Im Erzählfluss wird ziemlich viel hin und her gesprungen zwischen den Zeitlinie. Dieses Stilmittel hat sicherlich seinen Sinn, doch ich finde, manchmal hat es mich doch ein wenig schwindelig gemacht. Ansonsten ist der Sprachstil gut und ohne viel Anstrengung zu lesen. Bei mir war es eine Urlaubslektüre. Ohne zu viel zu verraten, gibt es noch mehr Ebenen zwischen Fiktion und Realität, wie man zunächst denkt. Das ist dem Autor gut gelungen, damit zu überraschen. Manche Schilderungen der Zerwürfnisse zwischen den Eheleuten halte ich für zu ausführlich. Die 'gleichgeschlechtliche' Episode finde ich nicht so ganz nachvollziehbar.

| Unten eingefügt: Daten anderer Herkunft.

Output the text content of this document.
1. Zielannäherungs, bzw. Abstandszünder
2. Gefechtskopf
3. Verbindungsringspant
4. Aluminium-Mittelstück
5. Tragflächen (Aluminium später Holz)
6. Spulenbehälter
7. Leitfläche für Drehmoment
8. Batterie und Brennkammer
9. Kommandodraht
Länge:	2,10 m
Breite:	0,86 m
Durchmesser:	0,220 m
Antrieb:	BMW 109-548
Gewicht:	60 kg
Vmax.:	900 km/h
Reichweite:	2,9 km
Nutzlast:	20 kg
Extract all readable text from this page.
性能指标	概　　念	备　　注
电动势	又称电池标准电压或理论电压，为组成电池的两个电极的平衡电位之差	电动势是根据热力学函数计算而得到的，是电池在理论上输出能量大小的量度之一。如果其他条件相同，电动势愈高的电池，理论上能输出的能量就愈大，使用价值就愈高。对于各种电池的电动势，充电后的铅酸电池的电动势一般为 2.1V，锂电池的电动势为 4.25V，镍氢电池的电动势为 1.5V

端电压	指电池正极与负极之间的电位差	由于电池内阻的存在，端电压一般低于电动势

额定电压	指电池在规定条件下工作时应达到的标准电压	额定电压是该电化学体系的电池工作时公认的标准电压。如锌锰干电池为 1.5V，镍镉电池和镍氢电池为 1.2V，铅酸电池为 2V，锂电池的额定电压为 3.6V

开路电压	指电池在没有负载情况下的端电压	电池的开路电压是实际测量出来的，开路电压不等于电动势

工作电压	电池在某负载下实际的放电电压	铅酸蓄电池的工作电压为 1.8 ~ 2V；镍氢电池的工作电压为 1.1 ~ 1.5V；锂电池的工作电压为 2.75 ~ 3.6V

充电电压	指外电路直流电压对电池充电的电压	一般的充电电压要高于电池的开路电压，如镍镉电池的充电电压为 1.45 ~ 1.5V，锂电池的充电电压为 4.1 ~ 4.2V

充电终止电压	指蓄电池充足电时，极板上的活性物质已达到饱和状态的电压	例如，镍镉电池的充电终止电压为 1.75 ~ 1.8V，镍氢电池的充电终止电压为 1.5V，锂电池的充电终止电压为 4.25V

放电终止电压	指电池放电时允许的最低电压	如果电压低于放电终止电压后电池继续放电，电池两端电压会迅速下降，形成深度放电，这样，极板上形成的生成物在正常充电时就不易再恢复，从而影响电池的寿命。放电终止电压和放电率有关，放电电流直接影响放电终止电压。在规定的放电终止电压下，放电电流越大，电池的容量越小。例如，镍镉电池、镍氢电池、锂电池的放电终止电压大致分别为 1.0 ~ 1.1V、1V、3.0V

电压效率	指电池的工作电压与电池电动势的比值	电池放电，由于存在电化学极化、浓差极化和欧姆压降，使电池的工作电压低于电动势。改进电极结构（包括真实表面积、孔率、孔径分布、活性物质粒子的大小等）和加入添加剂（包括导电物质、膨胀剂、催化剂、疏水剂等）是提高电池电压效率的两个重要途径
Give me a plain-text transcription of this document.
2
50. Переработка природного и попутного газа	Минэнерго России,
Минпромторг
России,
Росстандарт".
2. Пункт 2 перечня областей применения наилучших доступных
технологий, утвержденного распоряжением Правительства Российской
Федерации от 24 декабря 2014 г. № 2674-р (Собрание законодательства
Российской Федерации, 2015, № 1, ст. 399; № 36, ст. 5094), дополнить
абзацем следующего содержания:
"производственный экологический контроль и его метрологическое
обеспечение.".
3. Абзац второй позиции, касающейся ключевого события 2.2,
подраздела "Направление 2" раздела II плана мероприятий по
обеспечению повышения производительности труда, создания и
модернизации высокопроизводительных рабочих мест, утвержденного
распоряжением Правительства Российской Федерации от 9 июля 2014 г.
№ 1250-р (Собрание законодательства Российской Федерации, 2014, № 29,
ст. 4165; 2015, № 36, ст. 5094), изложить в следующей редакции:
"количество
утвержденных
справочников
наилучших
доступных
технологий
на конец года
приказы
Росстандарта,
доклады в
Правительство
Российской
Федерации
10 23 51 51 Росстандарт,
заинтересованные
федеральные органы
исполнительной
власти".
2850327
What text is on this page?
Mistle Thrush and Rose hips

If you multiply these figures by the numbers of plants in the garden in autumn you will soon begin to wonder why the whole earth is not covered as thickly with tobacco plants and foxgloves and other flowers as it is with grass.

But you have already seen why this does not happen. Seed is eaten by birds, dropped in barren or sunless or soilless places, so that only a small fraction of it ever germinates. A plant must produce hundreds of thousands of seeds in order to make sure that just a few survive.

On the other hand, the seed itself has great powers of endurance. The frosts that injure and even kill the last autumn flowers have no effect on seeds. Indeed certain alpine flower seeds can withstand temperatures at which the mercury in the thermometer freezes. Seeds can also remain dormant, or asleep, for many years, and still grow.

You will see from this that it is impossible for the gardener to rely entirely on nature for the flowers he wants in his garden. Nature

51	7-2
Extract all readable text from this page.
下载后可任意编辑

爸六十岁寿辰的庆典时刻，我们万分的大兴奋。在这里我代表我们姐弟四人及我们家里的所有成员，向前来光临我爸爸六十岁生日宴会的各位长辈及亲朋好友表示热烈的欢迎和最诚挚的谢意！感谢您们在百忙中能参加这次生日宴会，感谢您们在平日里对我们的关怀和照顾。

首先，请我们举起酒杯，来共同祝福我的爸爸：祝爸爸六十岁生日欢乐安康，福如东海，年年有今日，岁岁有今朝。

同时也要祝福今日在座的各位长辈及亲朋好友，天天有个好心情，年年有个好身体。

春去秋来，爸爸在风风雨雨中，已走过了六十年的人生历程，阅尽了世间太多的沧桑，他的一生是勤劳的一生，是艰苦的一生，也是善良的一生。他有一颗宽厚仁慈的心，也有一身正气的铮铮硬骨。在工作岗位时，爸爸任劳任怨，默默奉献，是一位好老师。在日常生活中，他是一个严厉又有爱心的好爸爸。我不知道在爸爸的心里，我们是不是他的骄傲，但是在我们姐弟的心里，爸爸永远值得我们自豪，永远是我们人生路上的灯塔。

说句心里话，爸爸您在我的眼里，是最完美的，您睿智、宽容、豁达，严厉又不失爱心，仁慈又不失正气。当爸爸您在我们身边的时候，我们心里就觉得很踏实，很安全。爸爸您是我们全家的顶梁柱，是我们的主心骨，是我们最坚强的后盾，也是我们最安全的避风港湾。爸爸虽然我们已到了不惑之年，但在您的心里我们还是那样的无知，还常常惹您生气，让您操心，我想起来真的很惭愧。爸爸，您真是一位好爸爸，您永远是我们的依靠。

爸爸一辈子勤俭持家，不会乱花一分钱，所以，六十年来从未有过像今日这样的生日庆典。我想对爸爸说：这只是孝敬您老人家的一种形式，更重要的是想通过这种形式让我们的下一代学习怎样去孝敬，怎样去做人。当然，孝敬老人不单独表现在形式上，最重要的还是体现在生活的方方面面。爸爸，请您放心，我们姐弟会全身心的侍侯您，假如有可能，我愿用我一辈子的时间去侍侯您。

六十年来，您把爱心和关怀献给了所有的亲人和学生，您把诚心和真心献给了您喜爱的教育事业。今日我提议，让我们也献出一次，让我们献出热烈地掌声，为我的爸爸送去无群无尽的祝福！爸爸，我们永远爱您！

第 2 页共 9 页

Philipp Schwenke stellt Kay May als größenwahnsinnigen, realitätsfremden, manipulierbaren und letztendlich psychisch stark angeschlagenen Menschen dar. Bei der Lektüre weiß man nicht so genau, ob man nun Mitleid für ihn oder Abneigung entwickeln soll. Die Aufschneidereien Mays haben immer auch eine peinlich-humoristische Komponente.
Fazit: Ich habe diesen Wälzer mit relativem Vergnügen gelesen.